Back in 2008, I was watching the Vice-Presidential debate between Joe Biden and Sarah Palin when then-Governor Palin made an obviously scripted comment about her "world view."
That world view that says that America is a nation of exceptionalism. And we are to be that shining city on a hill, as President Reagan so beautifully said, that we are a beacon of hope and that we are unapologetic here. We are not perfect as a nation. But together, we represent a perfect ideal. And that is democracy and tolerance and freedom and equal rights. Those things that we stand for that can be put to good use as a force for good in this world.
By now I was jumping out of my chair. CITY ON A HILL?? REAGAN!?!? THAT WAS JOHN WINTHROP IN 1630!!
Seriously, Winthrop was the original Governor of the Massachusetts Bay Colony, one of its most important leaders, and a dedicated Puritan. He was, to put it mildly, a figure of some historical consequence.
But here I found, along with the rest of the country, his most famous utterance emerging from the mouth of the 40th President.
This mangling of history in public debate has only gotten worse in the years since then. Political pundits, talking heads, and media-seeking politicians all attempt to harness the authority and legitimacy of the past. Most don't succeed, and some really screw things up. The worst offenders, though, threaten to reshape our collective memory through clumsy or cynical revisionism.
This blog is an attempt to set things right, or at least, to question historical claims in the public sphere and put the past in its proper context. Along the way, there will be room for reflection on the meaning and practice of History itself.
Please feel free to send me examples of mangled history, even if you're not quite sure what's wrong.
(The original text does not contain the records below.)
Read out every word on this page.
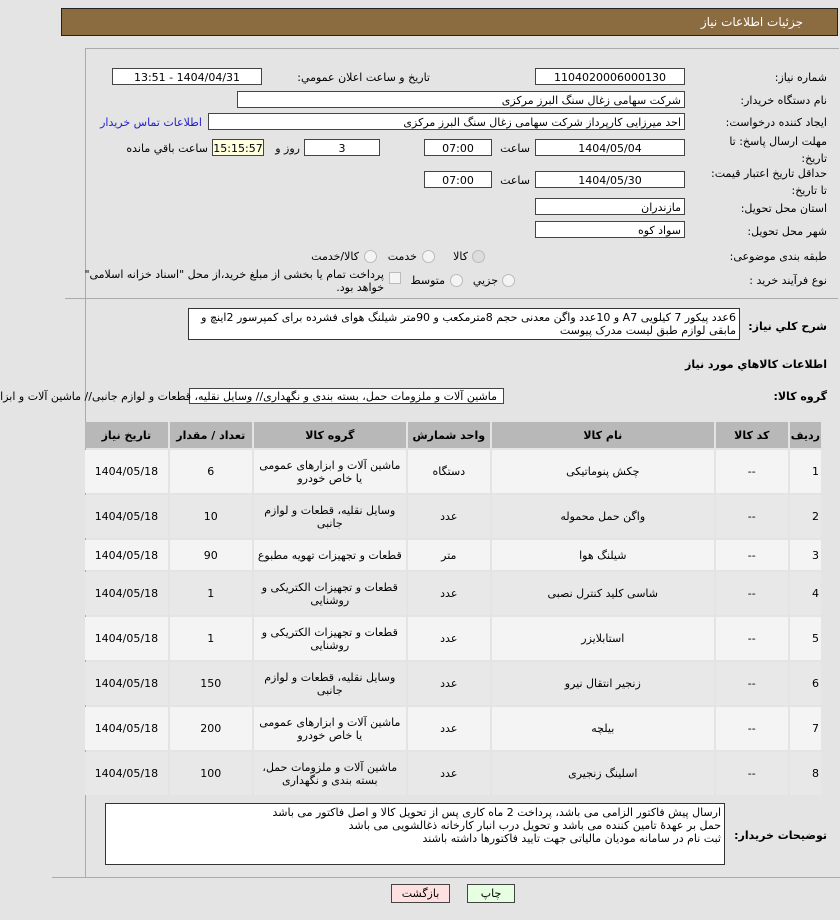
جزئیات اطلاعات نیاز
شماره نیاز:
1104020006000130
تاریخ و ساعت اعلان عمومي:
1404/04/31 - 13:51
نام دستگاه خریدار:
شرکت سهامی زغال سنگ البرز مرکزی
ایجاد کننده درخواست:
احد میرزایی کارپرداز شرکت سهامی زغال سنگ البرز مرکزی
اطلاعات تماس خریدار
مهلت ارسال پاسخ: تا
تاریخ:
1404/05/04
ساعت
07:00
3
روز و
15:15:57
ساعت باقي مانده
حداقل تاریخ اعتبار قیمت:
تا تاریخ:
1404/05/30
ساعت
07:00
استان محل تحویل:
مازندران
شهر محل تحویل:
سواد کوه
طبقه بندی موضوعی:
کالا
خدمت
کالا/خدمت
نوع فرآیند خرید :
جزیي
متوسط
پرداخت تمام یا بخشی از مبلغ خرید،از محل "اسناد خزانه اسلامی" خواهد بود.
شرح کلي نیاز:
6عدد پیکور 7 کیلویی A7 و 10عدد واگن معدنی حجم 8مترمکعب و 90متر شیلنگ هوای فشرده برای کمپرسور 2اینچ و مابقی لوازم طبق لیست مدرک پیوست
اطلاعات کالاهاي مورد نیاز
گروه کالا:
ماشین آلات و ملزومات حمل، بسته بندی و نگهداری// وسایل نقلیه، قطعات و لوازم جانبی// ماشین آلات و ابزا
ردیف	کد کالا	نام کالا	واحد شمارش	گروه کالا	تعداد / مقدار	تاریخ نیاز
1	--	چکش پنوماتیکی	دستگاه	ماشین آلات و ابزارهای عمومی یا خاص خودرو	6	1404/05/18
2	--	واگن حمل محموله	عدد	وسایل نقلیه، قطعات و لوازم جانبی	10	1404/05/18
3	--	شیلنگ هوا	متر	قطعات و تجهیزات تهویه مطبوع	90	1404/05/18
4	--	شاسی کلید کنترل نصبی	عدد	قطعات و تجهیزات الکتریکی و روشنایی	1	1404/05/18
5	--	استابلایزر	عدد	قطعات و تجهیزات الکتریکی و روشنایی	1	1404/05/18
6	--	زنجیر انتقال نیرو	عدد	وسایل نقلیه، قطعات و لوازم جانبی	150	1404/05/18
7	--	بیلچه	عدد	ماشین آلات و ابزارهای عمومی یا خاص خودرو	200	1404/05/18
8	--	اسلینگ زنجیری	عدد	ماشین آلات و ملزومات حمل، بسته بندی و نگهداری	100	1404/05/18
توضیحات خریدار:
ارسال پیش فاکتور الزامی می باشد، پرداخت 2 ماه کاری پس از تحویل کالا و اصل فاکتور می باشد
حمل بر عهدۀ تامین کننده می باشد و تحویل درب انبار کارخانه ذغالشویی می باشد
ثبت نام در سامانه مودیان مالیاتی جهت تایید فاکتورها داشته باشند
چاپ
بازگشت
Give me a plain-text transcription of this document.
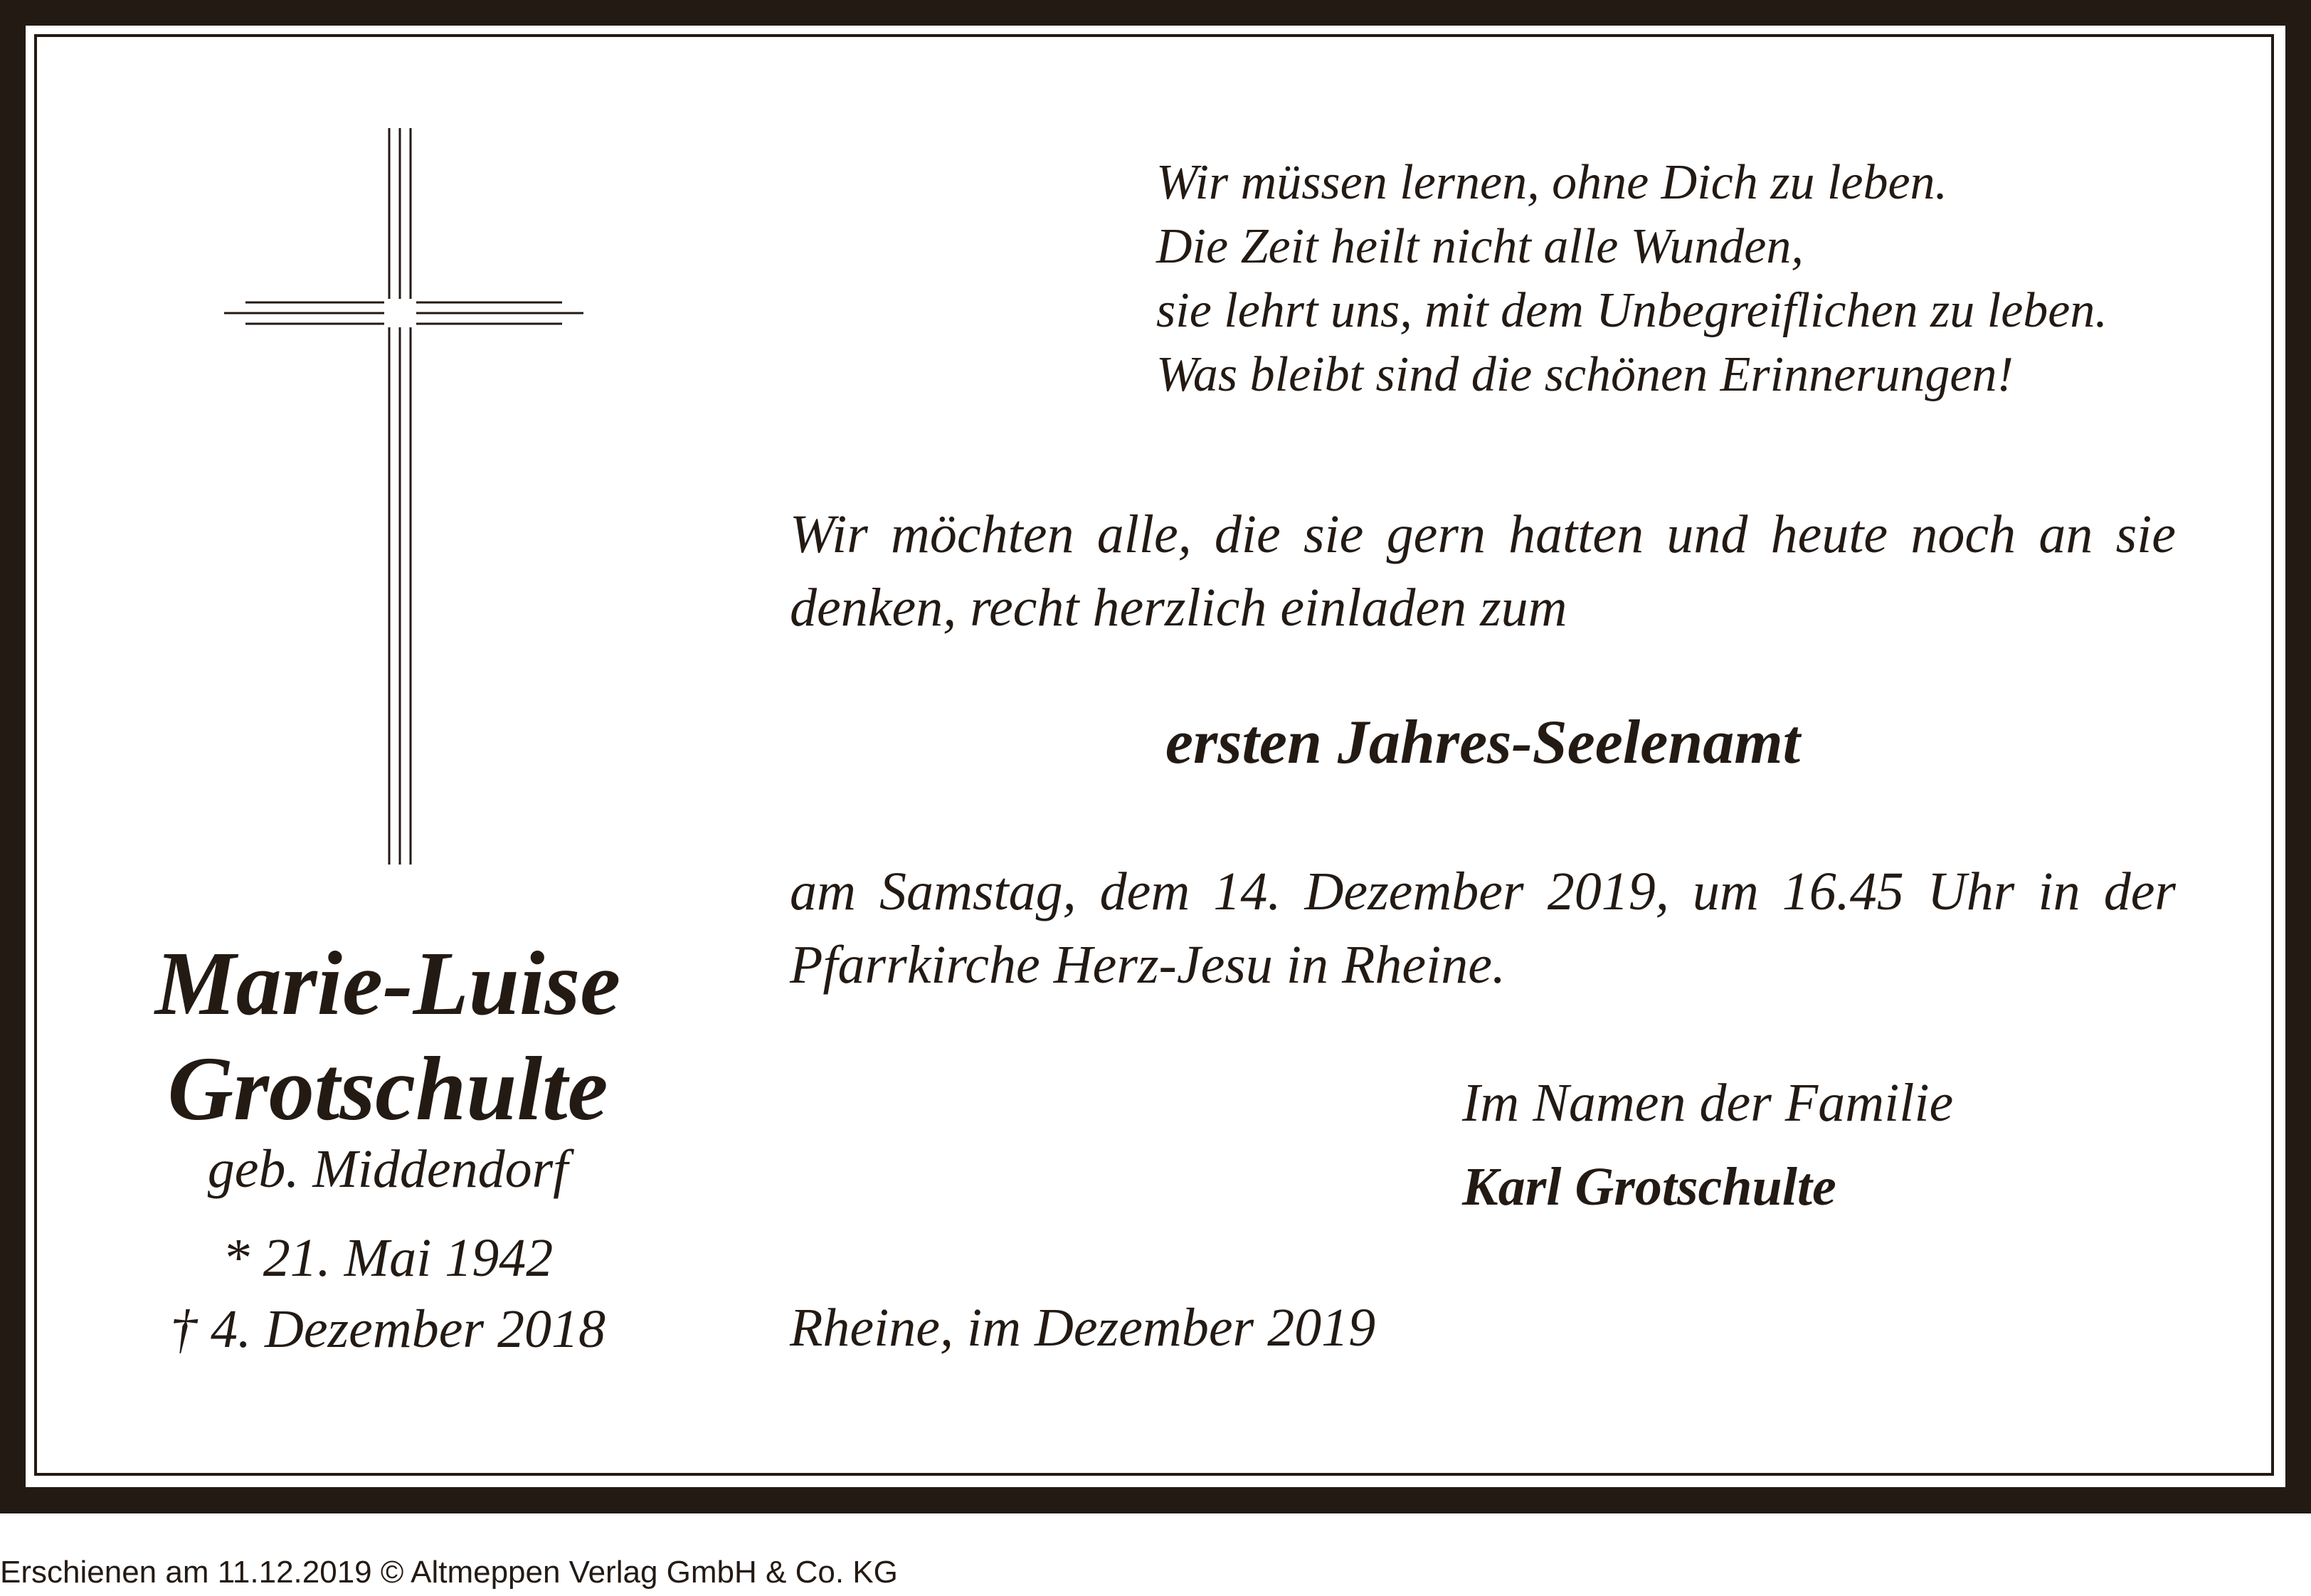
Marie-Luise
Grotschulte
geb. Middendorf
* 21. Mai 1942
† 4. Dezember 2018
Wir müssen lernen, ohne Dich zu leben.
Die Zeit heilt nicht alle Wunden,
sie lehrt uns, mit dem Unbegreiflichen zu leben.
Was bleibt sind die schönen Erinnerungen!
Wir möchten alle, die sie gern hatten und heute noch an sie denken, recht herzlich einladen zum
ersten Jahres-Seelenamt
am Samstag, dem 14. Dezember 2019, um 16.45 Uhr in der Pfarrkirche Herz-Jesu in Rheine.
Im Namen der Familie
Karl Grotschulte
Rheine, im Dezember 2019
Erschienen am 11.12.2019 © Altmeppen Verlag GmbH & Co. KG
And also send questions about the historical claims of public figures.
Oh, and as a historian, I'm really into footnotes. So, for a transcript of the 2008 VP debate, check out this transcript. Or, if you really have time on your hands, watch it here.
In Winthrop's original text, prepared as a kind of sermon aboard the Arrabella en route across the Atlantic, Winthrop offered a hopeful vision of the new colony:
for wee must Consider that wee shall be as a Citty vpon a Hill, the eies of all people are vppon us; soe that if wee shall deale falsely with our god in this worke wee haue vndertaken and soe cause him to withdrawe his present help from vs, wee shall be made a story and a by-word through the world, wee shall open the mouthes of enemies to speake euill of the wayes of god and all professours for Gods sake; wee shall shame the faces of many of gods worthy seruants, and cause theire prayers to be turned into Cursses vpon vs till wee be consumed out of the good land whether wee are goeing
For Winthrop's "A Modell of Christian Charity," find a copy, with minor orthographic modernizations, here.
Reagan did, in fact, speak of America as a "city on a hill," and he did so in my own home of Cleveland in 1988 (but he at least put the phrase in quotation marks):
The changing economic realities—in which products are increasingly information and can be transmitted around the world at the speed of light—these new economic realities dictate a world economy. Because of our experience with a continental economy, we are uniquely situated to lead the world into a new era of economic cooperation, to make this "city on a hill" that is America, a global city. The watchword of this new era will be freedom—free enterprise, free trade, freedom to travel, freedom of emigration. Freedom—the emancipation of peoples' creative energies around the world. That's the challenge that has opened up to us in the 1980's. All we need is the courage to meet it.